KLIX-FM
- Twin Falls, Idaho; United States;
- Broadcast area: Twin Falls, Idaho
- Frequency: 96.5 MHz
- Branding: Kool 96.5

Programming
- Format: Classic hits
- Affiliations: Compass Media Networks

Ownership
- Owner: Townsquare Media; (Townsquare License, LLC);
- Sister stations: KEZJ-FM; KLIX; KSNQ;

History
- First air date: 1974
- Former call signs: KMTW (1974–1986)

Technical information
- Licensing authority: FCC
- Facility ID: 3407
- Class: C1
- ERP: 100,000 watts
- HAAT: 40 meters (130 ft)

Links
- Public license information: Public file; LMS;
- Webcast: Listen live
- Website: www.kool965.com

= KLIX-FM =

KLIX-FM (96.5 MHz) is a commercial radio station located in Twin Falls, Idaho.

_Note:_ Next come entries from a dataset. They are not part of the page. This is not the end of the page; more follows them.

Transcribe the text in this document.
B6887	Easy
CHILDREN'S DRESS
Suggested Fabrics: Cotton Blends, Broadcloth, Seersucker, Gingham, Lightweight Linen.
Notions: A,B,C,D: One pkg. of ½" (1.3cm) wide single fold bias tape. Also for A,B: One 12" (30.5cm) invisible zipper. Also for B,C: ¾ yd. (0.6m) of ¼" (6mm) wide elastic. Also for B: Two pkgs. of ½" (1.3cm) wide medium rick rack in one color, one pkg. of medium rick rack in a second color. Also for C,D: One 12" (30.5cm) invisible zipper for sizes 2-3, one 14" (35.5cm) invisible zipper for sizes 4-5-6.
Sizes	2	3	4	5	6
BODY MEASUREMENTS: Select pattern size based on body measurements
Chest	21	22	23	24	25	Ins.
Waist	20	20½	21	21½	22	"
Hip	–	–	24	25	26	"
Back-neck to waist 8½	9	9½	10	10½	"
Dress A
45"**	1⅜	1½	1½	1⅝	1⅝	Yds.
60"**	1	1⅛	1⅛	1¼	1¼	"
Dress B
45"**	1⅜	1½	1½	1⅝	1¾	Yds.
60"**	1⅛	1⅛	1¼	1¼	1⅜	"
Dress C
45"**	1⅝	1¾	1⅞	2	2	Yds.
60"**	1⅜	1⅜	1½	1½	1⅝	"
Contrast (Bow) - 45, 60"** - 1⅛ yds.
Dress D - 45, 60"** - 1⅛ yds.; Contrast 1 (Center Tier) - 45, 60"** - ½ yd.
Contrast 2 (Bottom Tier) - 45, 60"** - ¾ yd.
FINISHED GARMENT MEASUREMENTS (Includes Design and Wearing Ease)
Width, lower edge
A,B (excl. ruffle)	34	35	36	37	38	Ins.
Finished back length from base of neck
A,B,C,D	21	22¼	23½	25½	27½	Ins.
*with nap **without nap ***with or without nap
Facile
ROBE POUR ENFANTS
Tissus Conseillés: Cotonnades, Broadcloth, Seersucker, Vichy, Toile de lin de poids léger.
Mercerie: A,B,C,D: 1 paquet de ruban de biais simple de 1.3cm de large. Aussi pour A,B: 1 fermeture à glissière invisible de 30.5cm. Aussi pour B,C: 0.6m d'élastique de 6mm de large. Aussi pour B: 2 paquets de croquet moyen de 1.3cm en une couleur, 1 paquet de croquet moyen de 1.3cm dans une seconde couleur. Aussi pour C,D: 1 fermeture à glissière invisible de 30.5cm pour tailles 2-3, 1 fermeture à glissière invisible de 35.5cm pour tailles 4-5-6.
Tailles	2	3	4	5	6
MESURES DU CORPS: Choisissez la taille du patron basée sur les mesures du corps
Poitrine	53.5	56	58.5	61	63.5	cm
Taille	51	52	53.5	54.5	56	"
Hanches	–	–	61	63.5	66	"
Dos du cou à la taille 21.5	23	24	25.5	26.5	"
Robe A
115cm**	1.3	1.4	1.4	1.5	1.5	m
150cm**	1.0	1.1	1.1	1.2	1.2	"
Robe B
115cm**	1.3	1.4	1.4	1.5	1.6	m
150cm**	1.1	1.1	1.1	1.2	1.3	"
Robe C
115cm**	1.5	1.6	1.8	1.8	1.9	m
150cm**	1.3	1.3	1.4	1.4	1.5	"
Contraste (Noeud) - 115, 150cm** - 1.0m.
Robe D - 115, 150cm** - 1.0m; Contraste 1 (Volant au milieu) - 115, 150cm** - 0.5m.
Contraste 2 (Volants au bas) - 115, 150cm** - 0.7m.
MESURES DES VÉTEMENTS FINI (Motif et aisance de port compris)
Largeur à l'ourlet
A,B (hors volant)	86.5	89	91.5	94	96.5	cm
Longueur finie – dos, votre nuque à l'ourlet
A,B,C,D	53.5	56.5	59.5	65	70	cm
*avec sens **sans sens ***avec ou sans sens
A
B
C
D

KLIX-FM airs a classic hits music format branded as "Kool 96.5".

==Ownership==
In October 2007, a deal was reached for KLIX-FM to be acquired by GAP Broadcasting II LLC (Samuel Weller, president) from Clear Channel Communications as part of a 57 station deal with a total reported sale price of $74.78 million. What eventually became GapWest Broadcasting was folded into Townsquare Media on August 13, 2010.